Guest Author - Joanna Czechowska
The British title comes from the slang word for spies (it's known as MI5 in the US). The series, which centres on the work of MI5, the British secret security service, first aired in 2002 and was an immediate success. It starred Mathew Macfadyen (Mr Darcy in the 2006 film), his real-life wife Keeley Hawes, Jenny Agutter and Peter Firth. From episode two, we knew this would be a different kind of drama. A main character played by Lisa Faulkner was tortured with a deep-fat fryer and killed. There were hundreds of complaints but that set the trend – we never knew what to expect or who would survive.
Peter Firth plays the head of the spy organisation with his team of operatives. The question in most of the stories is - who is actually the enemy? Gone are the James Bond days when it is always the Russians. In Spooks, it could be the Russians, or the Iranians, or al Qaeda or even the Americans. There may be British traitors turning against their own country. The days when all Western countries are portrayed as acting in a good and honourable manner while all Eastern countries were bad are long gone.
By series three, heart-throb Rupert Penry-Jones began playing Adam Carter, an operative brought in from the espionage organisation Mi6. Sensitive subjects were never avoided but a two-parter in series four which showed anti-technology terrorists bombing London caused great consternation. After it had been filmed but before it was shown, terrorists really did bomb London in co-ordinated attacks on 7 July 2005 killing 56 people and injuring 700.

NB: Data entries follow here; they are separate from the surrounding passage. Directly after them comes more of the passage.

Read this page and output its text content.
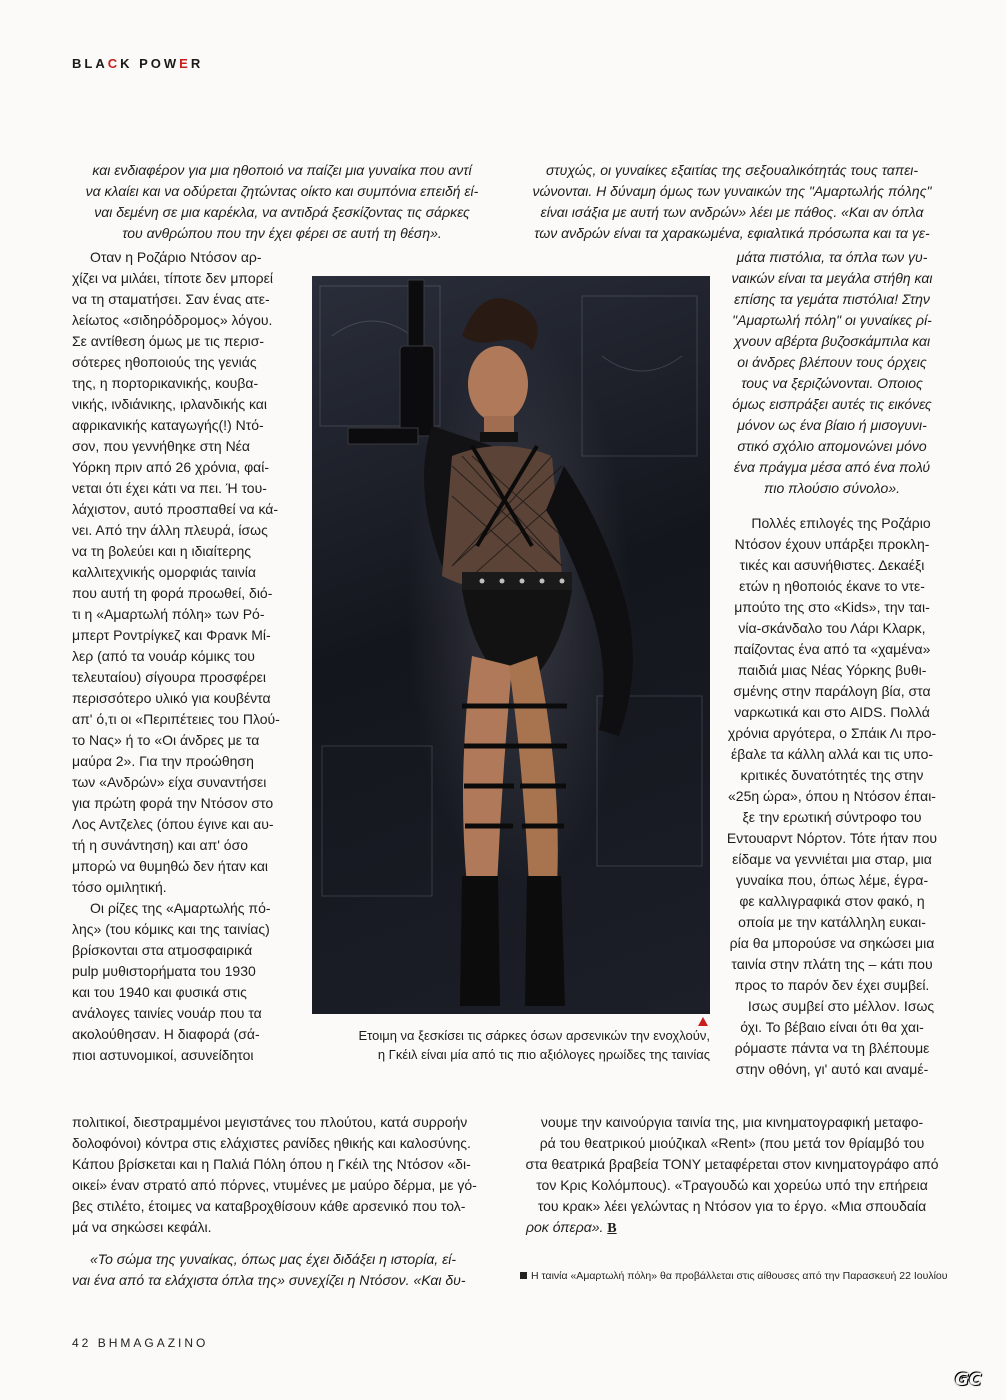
BLACK POWER

και ενδιαφέρον για μια ηθοποιό να παίζει μια γυναίκα που αντί

να κλαίει και να οδύρεται ζητώντας οίκτο και συμπόνια επειδή εί-

ναι δεμένη σε μια καρέκλα, να αντιδρά ξεσκίζοντας τις σάρκες

του ανθρώπου που την έχει φέρει σε αυτή τη θέση».

Οταν η Ροζάριο Ντόσον αρ-

χίζει να μιλάει, τίποτε δεν μπορεί

να τη σταματήσει. Σαν ένας ατε-

λείωτος «σιδηρόδρομος» λόγου.

Σε αντίθεση όμως με τις περισ-

σότερες ηθοποιούς της γενιάς

της, η πορτορικανικής, κουβα-

νικής, ινδιάνικης, ιρλανδικής και

αφρικανικής καταγωγής(!) Ντό-

σον, που γεννήθηκε στη Νέα

Υόρκη πριν από 26 χρόνια, φαί-

νεται ότι έχει κάτι να πει. Ή του-

λάχιστον, αυτό προσπαθεί να κά-

νει. Από την άλλη πλευρά, ίσως

να τη βολεύει και η ιδιαίτερης

καλλιτεχνικής ομορφιάς ταινία

που αυτή τη φορά προωθεί, διό-

τι η «Αμαρτωλή πόλη» των Ρό-

μπερτ Ροντρίγκεζ και Φρανκ Μί-

λερ (από τα νουάρ κόμικς του

τελευταίου) σίγουρα προσφέρει

περισσότερο υλικό για κουβέντα

απ' ό,τι οι «Περιπέτειες του Πλού-

το Νας» ή το «Οι άνδρες με τα

μαύρα 2». Για την προώθηση

των «Ανδρών» είχα συναντήσει

για πρώτη φορά την Ντόσον στο

Λος Αντζελες (όπου έγινε και αυ-

τή η συνάντηση) και απ' όσο

μπορώ να θυμηθώ δεν ήταν και

τόσο ομιλητική.

Οι ρίζες της «Αμαρτωλής πό-

λης» (του κόμικς και της ταινίας)

βρίσκονται στα ατμοσφαιρικά

pulp μυθιστορήματα του 1930

και του 1940 και φυσικά στις

ανάλογες ταινίες νουάρ που τα

ακολούθησαν. Η διαφορά (σά-

πιοι αστυνομικοί, ασυνείδητοι

πολιτικοί, διεστραμμένοι μεγιστάνες του πλούτου, κατά συρροήν

δολοφόνοι) κόντρα στις ελάχιστες ρανίδες ηθικής και καλοσύνης.

Κάπου βρίσκεται και η Παλιά Πόλη όπου η Γκέιλ της Ντόσον «δι-

οικεί» έναν στρατό από πόρνες, ντυμένες με μαύρο δέρμα, με γό-

βες στιλέτο, έτοιμες να καταβροχθίσουν κάθε αρσενικό που τολ-

μά να σηκώσει κεφάλι.

«Το σώμα της γυναίκας, όπως μας έχει διδάξει η ιστορία, εί-

ναι ένα από τα ελάχιστα όπλα της» συνεχίζει η Ντόσον. «Και δυ-

στυχώς, οι γυναίκες εξαιτίας της σεξουαλικότητάς τους ταπει-

νώνονται. Η δύναμη όμως των γυναικών της "Αμαρτωλής πόλης"

είναι ισάξια με αυτή των ανδρών» λέει με πάθος. «Και αν όπλα

των ανδρών είναι τα χαρακωμένα, εφιαλτικά πρόσωπα και τα γε-

μάτα πιστόλια, τα όπλα των γυ-

ναικών είναι τα μεγάλα στήθη και

επίσης τα γεμάτα πιστόλια! Στην

"Αμαρτωλή πόλη" οι γυναίκες ρί-

χνουν αβέρτα βυζοσκάμπιλα και

οι άνδρες βλέπουν τους όρχεις

τους να ξεριζώνονται. Οποιος

όμως εισπράξει αυτές τις εικόνες

μόνον ως ένα βίαιο ή μισογυνι-

στικό σχόλιο απομονώνει μόνο

ένα πράγμα μέσα από ένα πολύ

πιο πλούσιο σύνολο».

Πολλές επιλογές της Ροζάριο

Ντόσον έχουν υπάρξει προκλη-

τικές και ασυνήθιστες. Δεκαέξι

ετών η ηθοποιός έκανε το ντε-

μπούτο της στο «Kids», την ται-

νία-σκάνδαλο του Λάρι Κλαρκ,

παίζοντας ένα από τα «χαμένα»

παιδιά μιας Νέας Υόρκης βυθι-

σμένης στην παράλογη βία, στα

ναρκωτικά και στο AIDS. Πολλά

χρόνια αργότερα, ο Σπάικ Λι προ-

έβαλε τα κάλλη αλλά και τις υπο-

κριτικές δυνατότητές της στην

«25η ώρα», όπου η Ντόσον έπαι-

ξε την ερωτική σύντροφο του

Εντουαρντ Νόρτον. Τότε ήταν που

είδαμε να γεννιέται μια σταρ, μια

γυναίκα που, όπως λέμε, έγρα-

φε καλλιγραφικά στον φακό, η

οποία με την κατάλληλη ευκαι-

ρία θα μπορούσε να σηκώσει μια

ταινία στην πλάτη της – κάτι που

προς το παρόν δεν έχει συμβεί.

Ισως συμβεί στο μέλλον. Ισως

όχι. Το βέβαιο είναι ότι θα χαι-

ρόμαστε πάντα να τη βλέπουμε

στην οθόνη, γι' αυτό και αναμέ-

νουμε την καινούργια ταινία της, μια κινηματογραφική μεταφο-

ρά του θεατρικού μιούζικαλ «Rent» (που μετά τον θρίαμβό του

στα θεατρικά βραβεία TONY μεταφέρεται στον κινηματογράφο από

τον Κρις Κολόμπους). «Τραγουδώ και χορεύω υπό την επήρεια

του κρακ» λέει γελώντας η Ντόσον για το έργο. «Μια σπουδαία

ροκ όπερα». B
Ετοιμη να ξεσκίσει τις σάρκες όσων αρσενικών την ενοχλούν,
η Γκέιλ είναι μία από τις πιο αξιόλογες ηρωίδες της ταινίας
Η ταινία «Αμαρτωλή πόλη» θα προβάλλεται στις αίθουσες από την Παρασκευή 22 Ιουλίου
42 ΒΗMAGAZINO
GC
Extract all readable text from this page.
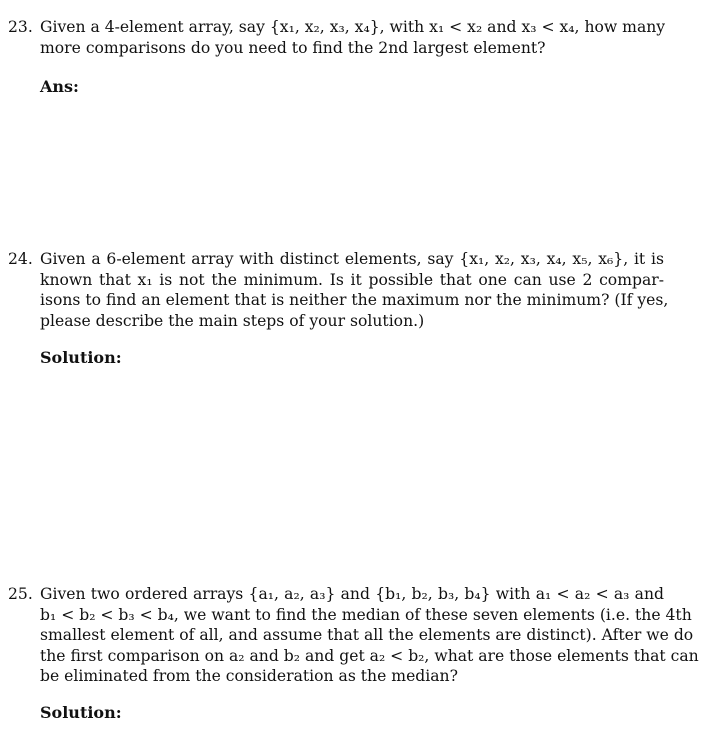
23. Given a 4-element array, say {x₁, x₂, x₃, x₄}, with x₁ < x₂ and x₃ < x₄, how many
more comparisons do you need to find the 2nd largest element?
Ans:
24. Given a 6-element array with distinct elements, say {x₁, x₂, x₃, x₄, x₅, x₆}, it is
known that x₁ is not the minimum. Is it possible that one can use 2 compar-
isons to find an element that is neither the maximum nor the minimum? (If yes,
please describe the main steps of your solution.)
Solution:
25. Given two ordered arrays {a₁, a₂, a₃} and {b₁, b₂, b₃, b₄} with a₁ < a₂ < a₃ and
b₁ < b₂ < b₃ < b₄, we want to find the median of these seven elements (i.e. the 4th
smallest element of all, and assume that all the elements are distinct). After we do
the first comparison on a₂ and b₂ and get a₂ < b₂, what are those elements that can
be eliminated from the consideration as the median?
Solution:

Jane Tranter, head of BBC drama, agonised over whether to show the episodes just two months later. She decided to go ahead but a voice-over before they started warned the viewers that they might find the scenes distressing.
The series became more daring. In series five, rogue politicians, MI6 and the press were actually conspiring to overthrow the elected prime minister as they thought it was the only way to properly deal with the terrorist threat. Such evil could not be countered by mere democracy – or so the plot line would have it. Tactics such as killing the Home Secretary and kidnapping the Prime Minister’s son were all in the frame.
As well as the expectation that not even the main characters are safe (Adam Carter was killed by a car bomb at the beginning of series seven) – there is also the realisation that you cannot trust anyone. Gemma Jones who plays dedicated Connie James turns out not to be who the viewers think she is.
Many women in the UK were delighted when Richard Armitage (Mr Thornton from North and South) was brought in at the start of series eight to play Lucas North – a spy who had been held in a Russian prison for years. On his release, as they drive him through the streets of London he asks them to stop so he can get some fish and chips. He has been craving them in his prison cell for eight years.
Spooks is an original, gripping drama. It is full of unexpected twists, spectacular explosions, treachery, and sex with a great, quick-fire script. Although it is often far-fetched and sometimes verges on the ridiculous it keeps you watching and begging for more.